With a sandwich lease option deal, I’ve received different pieces of advice regarding who should pay the monthly mortgage payment, taxes and insurance. I’m wondering what the best set up is to ensure that payments are being made, and they are made on time.
I’ve heard that ideally I should have an escrow company make the monthly mortgage payments, but if I’m just starting out (which I am), to make them myself. In the latter option, how could I ease an owner’s concern that I wouldn’t miss any payments, since it’s still in their name? I’ve also heard that I just send payment to the owner every month and they continue to take care of it - but in that situation how can I ensure that they are paying on time?
There’s different types of lease/option contracts.
One type gives you an effective option to find a tenant/buyer without the obligation to pay rent prior to finding one. This would be more of an ‘assignment’ option.
This would be a situation where there wasn’t any equity to play with and therefore no reason to stay with the deal long term.
If you were capturing a significant amount of equity as the principal lease/optionee, you would likely accept responsibility for the rent payments at the get-go as an inducement to get the deal in the first place.
Frankly, high equity lease/options are a rare bird. The most common reason for doing a lease/option is because the seller can’t get the price he needs without offering a buyer some time to either capture future equity, or achieve some ‘seasoning’ in order to qualify for financing at a full retail price.
Lease/options are not for bargain hunters. Just saying.
Either way, we’re talking low-equity transactions that are more about home ownership, than ‘getting a deal.’ Otherwise, our involvement will often include accepting liability for the lease/payments in order to capture the higher equity deals.
My experience in owner financing is that the original property owner should be responsible for physically making payments to their lender. The purchaser is responsible for real estate taxes and insurance above and beyond their payment to the owner. Pretend that the owner is your bank. Lenders require you to pay for taxes and insurance. They may require receipts or they could take an escrow payment. Personally the escrow payment is a real pain since the correct amount of money never seems to be in there when the bills came due unless there is a big deposit at the start.
Have you thought about creating a joint bank account with the property owner? The account would receive the payments from you (based on what is negotiated in the contract) and then automatic payments can be made for items such as insurance and mortgage/rent payments. The taxes can also be withdrawn from this account. In this way, there is no mixing of personal and property income. Both parties can check that the deposits/payments have been made.

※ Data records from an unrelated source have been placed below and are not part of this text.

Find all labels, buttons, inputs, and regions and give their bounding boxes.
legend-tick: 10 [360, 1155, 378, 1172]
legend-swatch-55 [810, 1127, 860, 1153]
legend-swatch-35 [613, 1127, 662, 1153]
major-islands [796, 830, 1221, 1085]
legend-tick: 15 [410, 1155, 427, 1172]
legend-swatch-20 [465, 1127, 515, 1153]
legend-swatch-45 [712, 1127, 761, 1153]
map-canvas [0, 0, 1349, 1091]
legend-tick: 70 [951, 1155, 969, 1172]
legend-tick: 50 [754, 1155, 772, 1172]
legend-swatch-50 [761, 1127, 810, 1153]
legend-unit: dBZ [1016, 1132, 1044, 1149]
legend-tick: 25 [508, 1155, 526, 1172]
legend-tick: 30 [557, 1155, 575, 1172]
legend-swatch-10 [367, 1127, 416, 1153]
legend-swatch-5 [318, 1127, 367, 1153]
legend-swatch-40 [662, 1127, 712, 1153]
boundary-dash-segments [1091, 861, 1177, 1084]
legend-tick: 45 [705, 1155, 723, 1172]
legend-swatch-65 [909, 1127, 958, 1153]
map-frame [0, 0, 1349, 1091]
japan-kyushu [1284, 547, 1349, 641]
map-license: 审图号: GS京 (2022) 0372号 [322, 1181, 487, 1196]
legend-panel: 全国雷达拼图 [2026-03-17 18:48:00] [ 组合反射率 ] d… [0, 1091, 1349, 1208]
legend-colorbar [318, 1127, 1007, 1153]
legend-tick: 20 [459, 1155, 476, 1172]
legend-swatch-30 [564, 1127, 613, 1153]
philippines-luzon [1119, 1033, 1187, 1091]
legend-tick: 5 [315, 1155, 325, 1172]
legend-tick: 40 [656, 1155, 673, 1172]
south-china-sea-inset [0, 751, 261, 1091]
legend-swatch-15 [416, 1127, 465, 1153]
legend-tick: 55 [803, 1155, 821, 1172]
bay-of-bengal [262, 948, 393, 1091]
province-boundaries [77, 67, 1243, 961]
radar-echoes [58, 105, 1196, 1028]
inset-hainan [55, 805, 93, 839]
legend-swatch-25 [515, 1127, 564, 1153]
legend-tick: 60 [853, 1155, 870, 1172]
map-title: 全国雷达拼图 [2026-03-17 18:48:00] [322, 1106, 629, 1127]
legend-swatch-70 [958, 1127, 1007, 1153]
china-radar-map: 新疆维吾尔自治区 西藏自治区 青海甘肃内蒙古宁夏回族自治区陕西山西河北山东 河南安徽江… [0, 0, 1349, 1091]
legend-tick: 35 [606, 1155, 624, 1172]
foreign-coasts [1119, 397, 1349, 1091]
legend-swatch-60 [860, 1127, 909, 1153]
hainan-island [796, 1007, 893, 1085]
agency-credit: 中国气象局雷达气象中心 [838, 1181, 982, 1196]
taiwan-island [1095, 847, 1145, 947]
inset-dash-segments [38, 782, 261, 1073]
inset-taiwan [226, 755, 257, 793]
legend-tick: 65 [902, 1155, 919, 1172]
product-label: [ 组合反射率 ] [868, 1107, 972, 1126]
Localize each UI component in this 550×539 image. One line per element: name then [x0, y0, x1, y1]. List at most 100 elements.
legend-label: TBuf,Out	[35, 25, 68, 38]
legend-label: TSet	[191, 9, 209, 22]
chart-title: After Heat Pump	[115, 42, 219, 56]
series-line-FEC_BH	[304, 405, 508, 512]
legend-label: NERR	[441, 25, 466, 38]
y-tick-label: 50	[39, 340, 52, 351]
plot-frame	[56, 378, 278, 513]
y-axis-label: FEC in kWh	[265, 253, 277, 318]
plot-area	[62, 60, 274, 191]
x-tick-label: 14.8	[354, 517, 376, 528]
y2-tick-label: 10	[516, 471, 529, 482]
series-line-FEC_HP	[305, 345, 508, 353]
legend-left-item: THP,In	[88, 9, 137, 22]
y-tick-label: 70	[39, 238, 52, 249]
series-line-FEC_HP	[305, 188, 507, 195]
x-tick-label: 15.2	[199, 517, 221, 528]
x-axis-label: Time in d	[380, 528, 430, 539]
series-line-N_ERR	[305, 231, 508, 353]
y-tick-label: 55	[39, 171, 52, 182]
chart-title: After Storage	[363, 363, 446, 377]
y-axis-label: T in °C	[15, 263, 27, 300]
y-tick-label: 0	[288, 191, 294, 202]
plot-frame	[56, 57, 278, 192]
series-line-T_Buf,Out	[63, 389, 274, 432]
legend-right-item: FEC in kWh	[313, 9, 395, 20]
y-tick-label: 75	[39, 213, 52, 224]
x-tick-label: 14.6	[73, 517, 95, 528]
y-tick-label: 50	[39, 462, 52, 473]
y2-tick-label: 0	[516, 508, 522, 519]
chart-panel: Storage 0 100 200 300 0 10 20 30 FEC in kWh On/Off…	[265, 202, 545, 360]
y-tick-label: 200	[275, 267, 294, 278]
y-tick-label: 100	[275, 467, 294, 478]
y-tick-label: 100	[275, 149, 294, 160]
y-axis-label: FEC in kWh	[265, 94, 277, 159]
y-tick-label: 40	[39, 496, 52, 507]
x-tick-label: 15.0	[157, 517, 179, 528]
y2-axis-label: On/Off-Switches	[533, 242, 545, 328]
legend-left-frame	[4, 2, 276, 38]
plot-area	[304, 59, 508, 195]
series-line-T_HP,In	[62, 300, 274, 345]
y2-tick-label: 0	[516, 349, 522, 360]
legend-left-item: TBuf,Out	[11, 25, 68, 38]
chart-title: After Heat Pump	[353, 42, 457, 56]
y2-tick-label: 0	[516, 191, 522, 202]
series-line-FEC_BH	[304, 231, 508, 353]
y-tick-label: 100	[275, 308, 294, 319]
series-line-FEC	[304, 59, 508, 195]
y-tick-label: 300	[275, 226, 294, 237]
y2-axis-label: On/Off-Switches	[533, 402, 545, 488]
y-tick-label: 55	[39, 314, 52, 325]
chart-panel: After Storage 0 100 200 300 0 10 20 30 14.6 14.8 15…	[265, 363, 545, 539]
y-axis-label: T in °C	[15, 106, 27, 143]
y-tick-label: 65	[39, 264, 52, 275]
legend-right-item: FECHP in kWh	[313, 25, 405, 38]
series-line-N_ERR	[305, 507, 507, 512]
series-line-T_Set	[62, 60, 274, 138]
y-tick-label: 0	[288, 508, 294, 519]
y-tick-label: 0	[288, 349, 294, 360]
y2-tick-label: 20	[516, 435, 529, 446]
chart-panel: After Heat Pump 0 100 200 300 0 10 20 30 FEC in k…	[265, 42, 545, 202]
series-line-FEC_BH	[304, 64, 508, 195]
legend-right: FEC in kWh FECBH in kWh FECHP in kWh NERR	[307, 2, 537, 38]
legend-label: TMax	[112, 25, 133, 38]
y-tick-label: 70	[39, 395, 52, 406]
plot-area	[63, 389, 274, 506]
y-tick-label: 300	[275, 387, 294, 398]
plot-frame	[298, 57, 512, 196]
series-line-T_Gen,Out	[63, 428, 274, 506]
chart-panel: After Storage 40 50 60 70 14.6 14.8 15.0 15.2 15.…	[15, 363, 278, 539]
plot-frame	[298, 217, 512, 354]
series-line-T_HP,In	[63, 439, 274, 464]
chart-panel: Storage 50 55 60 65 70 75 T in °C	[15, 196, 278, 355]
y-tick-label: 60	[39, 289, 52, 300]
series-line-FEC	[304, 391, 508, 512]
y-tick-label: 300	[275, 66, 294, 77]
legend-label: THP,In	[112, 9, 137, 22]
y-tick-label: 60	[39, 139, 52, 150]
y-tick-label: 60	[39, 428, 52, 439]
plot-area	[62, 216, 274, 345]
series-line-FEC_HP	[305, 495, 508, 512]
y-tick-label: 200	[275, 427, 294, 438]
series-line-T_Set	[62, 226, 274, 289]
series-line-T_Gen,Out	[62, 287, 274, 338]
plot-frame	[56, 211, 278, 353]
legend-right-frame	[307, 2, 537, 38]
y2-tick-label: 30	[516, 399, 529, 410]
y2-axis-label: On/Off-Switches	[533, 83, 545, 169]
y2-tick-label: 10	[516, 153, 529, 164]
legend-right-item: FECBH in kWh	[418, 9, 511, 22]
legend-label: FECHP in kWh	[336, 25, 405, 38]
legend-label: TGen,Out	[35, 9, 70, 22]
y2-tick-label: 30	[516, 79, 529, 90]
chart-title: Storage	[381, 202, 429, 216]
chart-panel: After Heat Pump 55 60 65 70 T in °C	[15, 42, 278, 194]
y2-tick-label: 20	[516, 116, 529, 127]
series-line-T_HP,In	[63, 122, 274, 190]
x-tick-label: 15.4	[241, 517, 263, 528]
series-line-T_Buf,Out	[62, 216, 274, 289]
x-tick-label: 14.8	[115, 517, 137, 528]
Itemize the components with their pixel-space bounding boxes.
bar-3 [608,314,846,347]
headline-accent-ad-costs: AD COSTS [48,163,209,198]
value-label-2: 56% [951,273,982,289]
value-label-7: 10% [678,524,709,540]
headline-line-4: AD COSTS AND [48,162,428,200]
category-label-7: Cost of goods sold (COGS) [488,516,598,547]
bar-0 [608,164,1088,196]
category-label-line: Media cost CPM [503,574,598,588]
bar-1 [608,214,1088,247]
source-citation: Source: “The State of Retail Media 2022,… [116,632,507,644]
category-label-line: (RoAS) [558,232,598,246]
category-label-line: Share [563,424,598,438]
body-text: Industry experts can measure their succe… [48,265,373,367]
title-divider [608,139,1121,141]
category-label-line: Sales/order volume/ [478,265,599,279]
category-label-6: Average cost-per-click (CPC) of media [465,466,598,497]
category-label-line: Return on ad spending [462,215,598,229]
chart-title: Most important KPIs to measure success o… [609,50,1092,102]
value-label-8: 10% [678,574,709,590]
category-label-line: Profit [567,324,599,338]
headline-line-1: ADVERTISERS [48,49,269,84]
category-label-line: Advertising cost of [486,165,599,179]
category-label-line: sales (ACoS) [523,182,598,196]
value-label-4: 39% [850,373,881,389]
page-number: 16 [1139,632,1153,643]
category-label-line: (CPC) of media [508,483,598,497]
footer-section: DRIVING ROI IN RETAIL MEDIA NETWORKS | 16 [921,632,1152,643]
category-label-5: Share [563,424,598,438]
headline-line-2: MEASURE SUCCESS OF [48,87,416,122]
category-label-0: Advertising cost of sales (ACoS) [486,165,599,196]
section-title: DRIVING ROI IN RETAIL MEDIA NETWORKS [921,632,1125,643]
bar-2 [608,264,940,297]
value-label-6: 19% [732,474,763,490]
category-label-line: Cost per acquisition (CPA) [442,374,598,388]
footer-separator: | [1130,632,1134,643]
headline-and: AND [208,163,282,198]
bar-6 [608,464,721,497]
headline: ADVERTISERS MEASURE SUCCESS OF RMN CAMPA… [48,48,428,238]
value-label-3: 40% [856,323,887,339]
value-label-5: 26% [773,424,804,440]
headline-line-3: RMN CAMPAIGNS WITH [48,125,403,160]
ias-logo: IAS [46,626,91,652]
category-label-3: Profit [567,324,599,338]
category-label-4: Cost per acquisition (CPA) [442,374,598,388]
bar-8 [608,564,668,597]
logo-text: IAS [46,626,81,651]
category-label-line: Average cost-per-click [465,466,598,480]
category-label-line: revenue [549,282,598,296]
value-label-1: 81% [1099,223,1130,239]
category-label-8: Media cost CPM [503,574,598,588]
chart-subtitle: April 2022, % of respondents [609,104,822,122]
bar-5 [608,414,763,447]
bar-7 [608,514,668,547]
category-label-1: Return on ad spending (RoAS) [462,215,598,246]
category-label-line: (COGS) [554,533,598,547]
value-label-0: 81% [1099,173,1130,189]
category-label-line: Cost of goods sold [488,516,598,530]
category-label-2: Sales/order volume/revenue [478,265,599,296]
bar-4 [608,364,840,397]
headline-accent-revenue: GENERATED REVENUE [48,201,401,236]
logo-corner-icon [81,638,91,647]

I think it would be mistaken to depend on the seller to make payments on your behalf. I would rather have a 3rd party receive and make payments on behalf of everyone involved. This way, we know the payments are actually being made.
A joint checking account is not an option you want to take. It opens you to all sorts of liabilities, personal information sharing, and what not. We wouldn’t even consider this with our relatives.
The most professional and reliable way to make and receive payments is to use a note servicing company. They will offer escrow accounts to hold taxes, insurance, and HOA fees, and then pay them on a schedule for you. You can work backwards to see what amount you need to impound every month to make sure there’s no shortages when it comes time to pay the bills.
Meantime, everyone can see when/if payments have been received and/or paid.